^ Of all the phrases and sayings in the English language, ‘don’t judge a book by its cover’ is arguably one of the most neglected today.
Instead, the cover is now frequently judged more important than the book’s contents. Take, for instance, the election of Kamala Harris as US vice president. She is celebrated because she will be the first black American to hold the position.
Time magazine named her its joint person of the year.
Forbes anointed her the third most powerful woman of the year.

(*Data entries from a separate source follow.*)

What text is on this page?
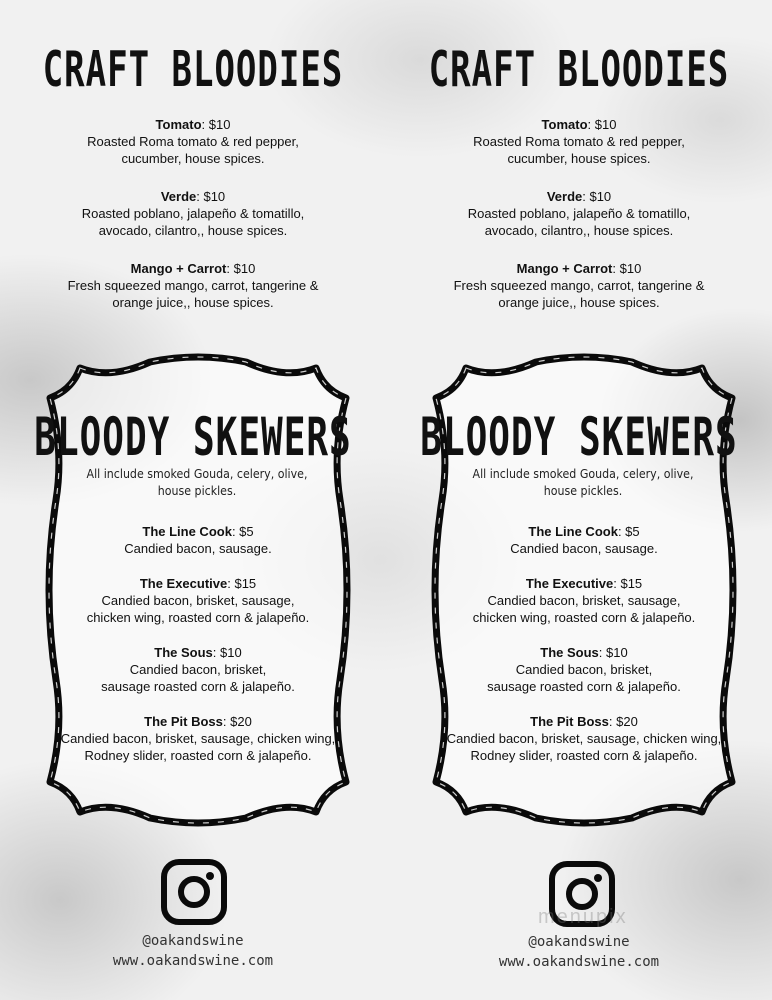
CRAFT BLOODIES
Tomato: $10
Roasted Roma tomato & red pepper,
cucumber, house spices.
Verde: $10
Roasted poblano, jalapeño & tomatillo,
avocado, cilantro,, house spices.
Mango + Carrot: $10
Fresh squeezed mango, carrot, tangerine &
orange juice,, house spices.
BLOODY SKEWERS
All include smoked Gouda, celery, olive,
house pickles.
The Line Cook: $5
Candied bacon, sausage.
The Executive: $15
Candied bacon, brisket, sausage,
chicken wing, roasted corn & jalapeño.
The Sous: $10
Candied bacon, brisket,
sausage roasted corn & jalapeño.
The Pit Boss: $20
Candied bacon, brisket, sausage, chicken wing,
Rodney slider, roasted corn & jalapeño.
@oakandswine
www.oakandswine.com
CRAFT BLOODIES
Tomato: $10
Roasted Roma tomato & red pepper,
cucumber, house spices.
Verde: $10
Roasted poblano, jalapeño & tomatillo,
avocado, cilantro,, house spices.
Mango + Carrot: $10
Fresh squeezed mango, carrot, tangerine &
orange juice,, house spices.
BLOODY SKEWERS
All include smoked Gouda, celery, olive,
house pickles.
The Line Cook: $5
Candied bacon, sausage.
The Executive: $15
Candied bacon, brisket, sausage,
chicken wing, roasted corn & jalapeño.
The Sous: $10
Candied bacon, brisket,
sausage roasted corn & jalapeño.
The Pit Boss: $20
Candied bacon, brisket, sausage, chicken wing,
Rodney slider, roasted corn & jalapeño.
@oakandswine
www.oakandswine.com
menupix
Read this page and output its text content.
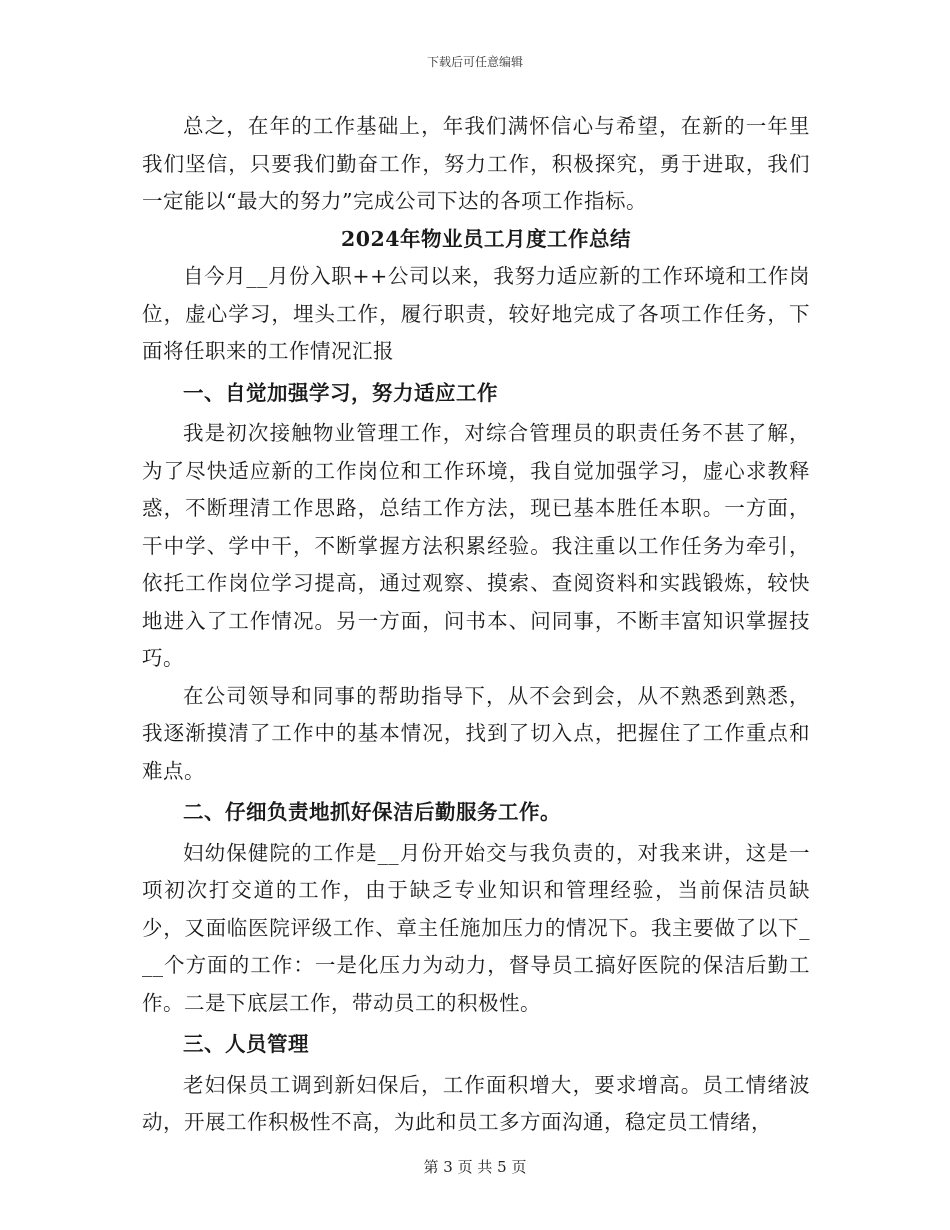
下载后可任意编辑

总之，在年的工作基础上，年我们满怀信心与希望，在新的一年里我们坚信，只要我们勤奋工作，努力工作，积极探究，勇于进取，我们一定能以“最大的努力”完成公司下达的各项工作指标。

2024年物业员工月度工作总结

自今月__月份入职++公司以来，我努力适应新的工作环境和工作岗位，虚心学习，埋头工作，履行职责，较好地完成了各项工作任务，下面将任职来的工作情况汇报

一、自觉加强学习，努力适应工作

我是初次接触物业管理工作，对综合管理员的职责任务不甚了解，为了尽快适应新的工作岗位和工作环境，我自觉加强学习，虚心求教释惑，不断理清工作思路，总结工作方法，现已基本胜任本职。一方面，干中学、学中干，不断掌握方法积累经验。我注重以工作任务为牵引，依托工作岗位学习提高，通过观察、摸索、查阅资料和实践锻炼，较快地进入了工作情况。另一方面，问书本、问同事，不断丰富知识掌握技巧。

在公司领导和同事的帮助指导下，从不会到会，从不熟悉到熟悉，我逐渐摸清了工作中的基本情况，找到了切入点，把握住了工作重点和难点。

二、仔细负责地抓好保洁后勤服务工作。

妇幼保健院的工作是__月份开始交与我负责的，对我来讲，这是一项初次打交道的工作，由于缺乏专业知识和管理经验，当前保洁员缺少，又面临医院评级工作、章主任施加压力的情况下。我主要做了以下___个方面的工作：一是化压力为动力，督导员工搞好医院的保洁后勤工作。二是下底层工作，带动员工的积极性。

三、人员管理

老妇保员工调到新妇保后，工作面积增大，要求增高。员工情绪波动，开展工作积极性不高，为此和员工多方面沟通，稳定员工情绪，

第 3 页 共 5 页
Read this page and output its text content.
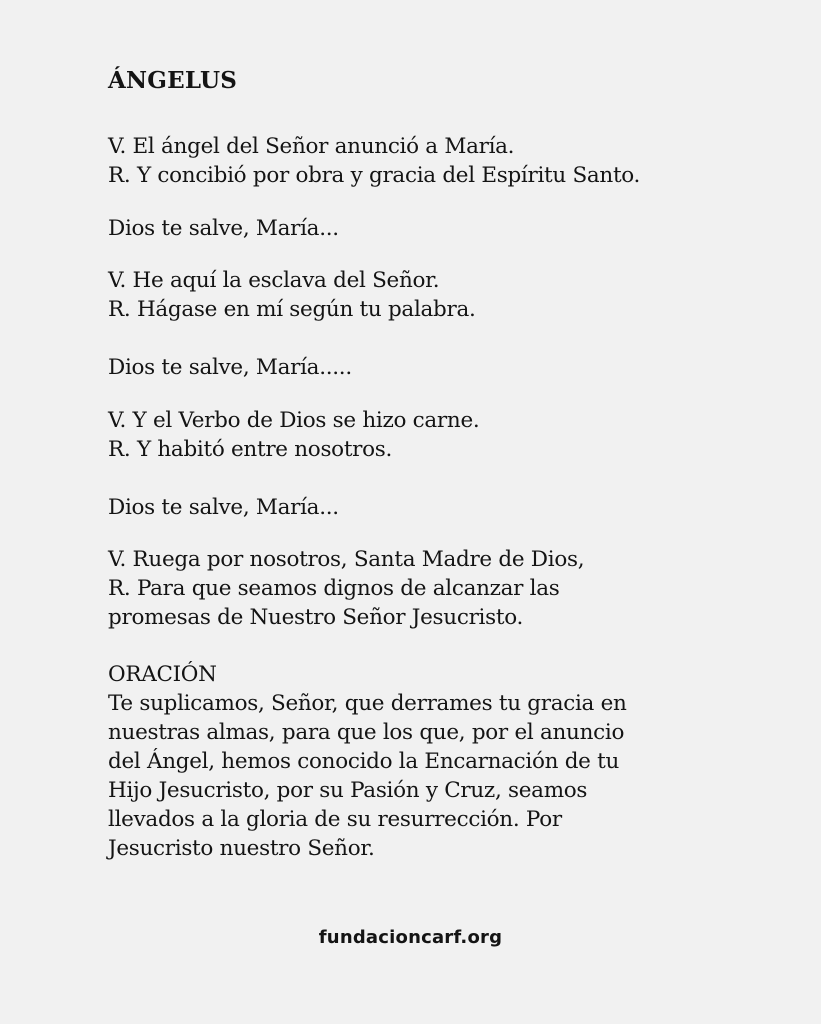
ÁNGELUS
V. El ángel del Señor anunció a María.
R. Y concibió por obra y gracia del Espíritu Santo.
Dios te salve, María...
V. He aquí la esclava del Señor.
R. Hágase en mí según tu palabra.
Dios te salve, María.....
V. Y el Verbo de Dios se hizo carne.
R. Y habitó entre nosotros.
Dios te salve, María...
V. Ruega por nosotros, Santa Madre de Dios,
R. Para que seamos dignos de alcanzar las
promesas de Nuestro Señor Jesucristo.
ORACIÓN
Te suplicamos, Señor, que derrames tu gracia en
nuestras almas, para que los que, por el anuncio
del Ángel, hemos conocido la Encarnación de tu
Hijo Jesucristo, por su Pasión y Cruz, seamos
llevados a la gloria de su resurrección. Por
Jesucristo nuestro Señor.
fundacioncarf.org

Yet behind Harris’s glossy front cover, many outside the political-media bubble find the pages make for uncomfortable reading. Indeed, her role in the
mass incarceration of African Americans – as San Francisco’s district attorney and then California’s attorney general between 2004 and 2015 – arguably cost her a chance to run for the presidency itself. Because, as Hillary Clinton found out in 2016, when she desperately tried to play the
identity card, voters tend to look at the things you do and say, rather than your chromosomes or skin pigment.
Still, for the Twittering classes the obsession with identity seemingly informs their approach to, well, everything. Even a pandemic. This led to some claiming that female leaders were handling the Covid crisis better than male leaders
because they were, er, women. It was on these grounds that New Zealand premier Jacinda Ardern, Taiwan president Tsai Ing-Wen and German chancellor Angela Merkel were all celebrated this year. Their sex has supposedly made them more caring and more willing to listen to expert advice, which allowed them to lock down earlier and save lives.